We set the bar increasingly lower; reinforcing familiar patterns which dispense instant gratification at the expense of patterns that require patience and perseverance. We learn to accept minor setbacks as critical failures quickly to jump straight to the self-care ice cream. We learn to love that ice cream despite the shame.
Feelings of reward
Atypicals do not process feelings of being rewarded as powerfully as neurotypicals. We are less powerfully gratified by the neurochemicals associated with accomplishment. The positive feelings we get from big rewards are not much different than the feelings we get from small rewards. Often, this leads us to naturally gravitate toward more frequent short-term rewards at the expense of long-term rewards. But that doesn’t mean we need to settle for small rewards.

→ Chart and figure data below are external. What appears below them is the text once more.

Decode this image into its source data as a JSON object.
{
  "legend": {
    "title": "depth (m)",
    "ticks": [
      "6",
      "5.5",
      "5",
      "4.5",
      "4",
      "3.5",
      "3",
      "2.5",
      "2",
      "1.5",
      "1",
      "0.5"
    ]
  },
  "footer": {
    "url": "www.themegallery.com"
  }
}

Consciously observe your small indulgences throughout the day. Right them down. Note how much time you spend with each one. Then set healthy limits and decide how you’ll tie these indulgences to your important responsibilities as motivation to get those things done. Simply taking stock of your little distractions can give you the awareness to reassess their presence in your daily life and free up time for some of your more important, long-term passions.